La méfiance face aux nouveaux développements technologiques et aux changements sociaux qui en résultent, la peur de l'avenir et le désir de contrôle d'une société obnubilée par un discours sécuritaire… tout cela a déjà été abordé par la science-fiction, et s'il est une chose dont elle a permis de prendre conscience, c'est que les technosciences et leurs développements sont la principale cause de changement dans nos sociétés modernes.

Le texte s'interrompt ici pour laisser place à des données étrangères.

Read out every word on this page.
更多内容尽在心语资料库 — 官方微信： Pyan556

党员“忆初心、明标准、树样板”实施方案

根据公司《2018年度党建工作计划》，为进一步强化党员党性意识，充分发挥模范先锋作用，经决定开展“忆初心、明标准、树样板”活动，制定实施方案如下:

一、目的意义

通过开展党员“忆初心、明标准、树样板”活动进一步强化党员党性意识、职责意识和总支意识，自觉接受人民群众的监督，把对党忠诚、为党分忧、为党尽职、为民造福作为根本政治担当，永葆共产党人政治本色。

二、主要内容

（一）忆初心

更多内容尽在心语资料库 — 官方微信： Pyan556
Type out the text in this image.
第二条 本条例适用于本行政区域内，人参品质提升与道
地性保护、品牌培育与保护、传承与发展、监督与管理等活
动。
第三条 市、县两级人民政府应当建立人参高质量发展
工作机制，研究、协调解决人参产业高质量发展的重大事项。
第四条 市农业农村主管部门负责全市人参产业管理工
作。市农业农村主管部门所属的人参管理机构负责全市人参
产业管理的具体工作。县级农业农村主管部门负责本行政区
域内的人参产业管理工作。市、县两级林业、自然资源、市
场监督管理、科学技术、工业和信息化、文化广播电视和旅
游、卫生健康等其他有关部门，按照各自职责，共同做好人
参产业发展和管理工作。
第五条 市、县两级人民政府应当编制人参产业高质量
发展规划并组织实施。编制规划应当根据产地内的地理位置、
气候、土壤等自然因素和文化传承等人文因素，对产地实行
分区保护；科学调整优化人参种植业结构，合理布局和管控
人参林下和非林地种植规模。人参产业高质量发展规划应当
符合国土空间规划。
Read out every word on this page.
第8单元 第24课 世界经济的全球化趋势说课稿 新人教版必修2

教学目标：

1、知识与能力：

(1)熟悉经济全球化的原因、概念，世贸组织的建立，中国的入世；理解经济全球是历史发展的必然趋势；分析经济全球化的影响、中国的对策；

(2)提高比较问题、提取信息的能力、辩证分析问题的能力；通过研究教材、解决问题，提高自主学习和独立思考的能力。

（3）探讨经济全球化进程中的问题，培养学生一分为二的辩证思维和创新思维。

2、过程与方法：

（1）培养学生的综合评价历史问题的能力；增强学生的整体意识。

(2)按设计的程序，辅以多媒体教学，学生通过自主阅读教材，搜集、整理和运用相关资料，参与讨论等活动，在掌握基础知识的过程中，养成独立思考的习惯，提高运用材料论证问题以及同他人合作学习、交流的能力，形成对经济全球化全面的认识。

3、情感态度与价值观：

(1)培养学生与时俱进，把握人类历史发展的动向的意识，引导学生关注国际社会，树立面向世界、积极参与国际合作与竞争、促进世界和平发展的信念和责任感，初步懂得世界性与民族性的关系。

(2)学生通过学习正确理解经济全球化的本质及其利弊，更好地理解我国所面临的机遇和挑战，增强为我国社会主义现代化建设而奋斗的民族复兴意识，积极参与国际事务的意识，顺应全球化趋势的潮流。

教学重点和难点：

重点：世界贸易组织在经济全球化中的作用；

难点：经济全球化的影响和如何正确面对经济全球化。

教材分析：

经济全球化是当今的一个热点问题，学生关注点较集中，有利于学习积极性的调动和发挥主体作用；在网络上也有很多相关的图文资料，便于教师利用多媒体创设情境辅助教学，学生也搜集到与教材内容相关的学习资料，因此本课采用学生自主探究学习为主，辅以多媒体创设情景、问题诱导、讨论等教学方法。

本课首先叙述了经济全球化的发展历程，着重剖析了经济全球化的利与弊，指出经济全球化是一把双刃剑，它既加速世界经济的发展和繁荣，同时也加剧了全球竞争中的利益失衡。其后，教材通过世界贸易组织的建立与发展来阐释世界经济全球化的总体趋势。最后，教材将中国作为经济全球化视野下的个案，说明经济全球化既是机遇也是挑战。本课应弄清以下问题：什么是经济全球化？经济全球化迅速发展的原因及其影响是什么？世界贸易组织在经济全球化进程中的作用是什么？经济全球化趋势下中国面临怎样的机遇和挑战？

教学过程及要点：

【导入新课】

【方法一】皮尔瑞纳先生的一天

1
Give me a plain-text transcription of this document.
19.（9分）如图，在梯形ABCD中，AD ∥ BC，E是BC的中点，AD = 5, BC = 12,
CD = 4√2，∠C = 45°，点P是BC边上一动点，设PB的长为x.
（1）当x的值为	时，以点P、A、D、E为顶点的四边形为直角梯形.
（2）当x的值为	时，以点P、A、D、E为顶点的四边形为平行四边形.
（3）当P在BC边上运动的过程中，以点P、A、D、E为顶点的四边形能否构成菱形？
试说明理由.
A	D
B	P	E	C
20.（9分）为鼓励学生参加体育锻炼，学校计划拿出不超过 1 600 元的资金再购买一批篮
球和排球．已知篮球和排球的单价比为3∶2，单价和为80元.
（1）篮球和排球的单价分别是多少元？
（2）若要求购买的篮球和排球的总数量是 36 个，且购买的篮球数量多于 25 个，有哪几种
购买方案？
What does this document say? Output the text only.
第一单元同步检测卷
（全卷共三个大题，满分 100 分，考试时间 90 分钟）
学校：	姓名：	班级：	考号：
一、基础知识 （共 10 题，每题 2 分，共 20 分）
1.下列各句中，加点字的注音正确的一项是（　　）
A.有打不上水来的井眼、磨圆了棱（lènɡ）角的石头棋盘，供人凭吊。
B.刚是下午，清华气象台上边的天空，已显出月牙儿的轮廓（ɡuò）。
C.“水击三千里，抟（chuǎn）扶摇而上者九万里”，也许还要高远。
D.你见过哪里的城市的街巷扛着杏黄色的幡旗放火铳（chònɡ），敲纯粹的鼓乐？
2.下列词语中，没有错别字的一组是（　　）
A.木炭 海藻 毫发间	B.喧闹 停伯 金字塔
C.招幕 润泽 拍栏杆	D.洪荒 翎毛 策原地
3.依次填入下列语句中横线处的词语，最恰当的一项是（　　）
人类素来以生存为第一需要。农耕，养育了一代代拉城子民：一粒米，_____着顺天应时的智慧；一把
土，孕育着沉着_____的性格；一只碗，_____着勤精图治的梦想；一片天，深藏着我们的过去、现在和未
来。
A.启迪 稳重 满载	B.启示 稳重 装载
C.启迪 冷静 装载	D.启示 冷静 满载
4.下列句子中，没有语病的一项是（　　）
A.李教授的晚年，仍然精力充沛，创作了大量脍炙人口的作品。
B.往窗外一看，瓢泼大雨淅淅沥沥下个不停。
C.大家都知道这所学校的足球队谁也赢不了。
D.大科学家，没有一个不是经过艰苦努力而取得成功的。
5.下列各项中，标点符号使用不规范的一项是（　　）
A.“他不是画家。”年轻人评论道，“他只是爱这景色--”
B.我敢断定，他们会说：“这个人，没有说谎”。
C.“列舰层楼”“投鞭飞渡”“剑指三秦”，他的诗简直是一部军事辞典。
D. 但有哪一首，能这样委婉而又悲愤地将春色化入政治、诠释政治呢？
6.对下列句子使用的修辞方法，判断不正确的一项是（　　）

De ces changements en cours ou en germe, nul ne peut prévoir les retombées mais on sait aussi qu'élever des barrières ou des murs n'amène qu'à les voir tomber un jour, de manière plus ou moins brutale. Aussi, plutôt qu'interdire, la sagesse, mais aussi le réalisme, devrait inciter à laisser libre cours à la liberté d'innover et de créer. Le futur qu'il nous faut inventer chaque jour ne doit pas être basé sur la peur, mais sur le partage et le respect.
La loi Création et Internet, rejetée le 9 avril dernier à l'Assemblée nationale, doit être de nouveau soumise à la fin du mois à la représentation nationale.
Cette loi, dont on nous affirme qu'elle défendra les droits des artistes et le droit d'auteur en général, nous apparaît surtout comme un cheval de Troie employé pour tenter d'établir un contrôle d'Internet, constituant par là même une menace pour la liberté d'expression dans notre pays.
Les artistes, les créateurs, tous ces acteurs de la culture sans qui ce mot serait vide de sens, se retrouvent instrumentalisés au profit d'une loi qui, rappelons-le, contient des mesures telles que le filtrage du Net, l'installation de mouchards sur les ordinateurs des particuliers, la suspension de l'abonnement à Internet sans intervention d'un juge et sur la base de relevés d'IP (dont le manque de fiabilité a depuis longtemps été démontré) effectués par des sociétés privées et l'extension de mesures prévues à l'origine pour les services de police luttant contre le terrorisme à l'échange non autorisé de fichiers entre particuliers.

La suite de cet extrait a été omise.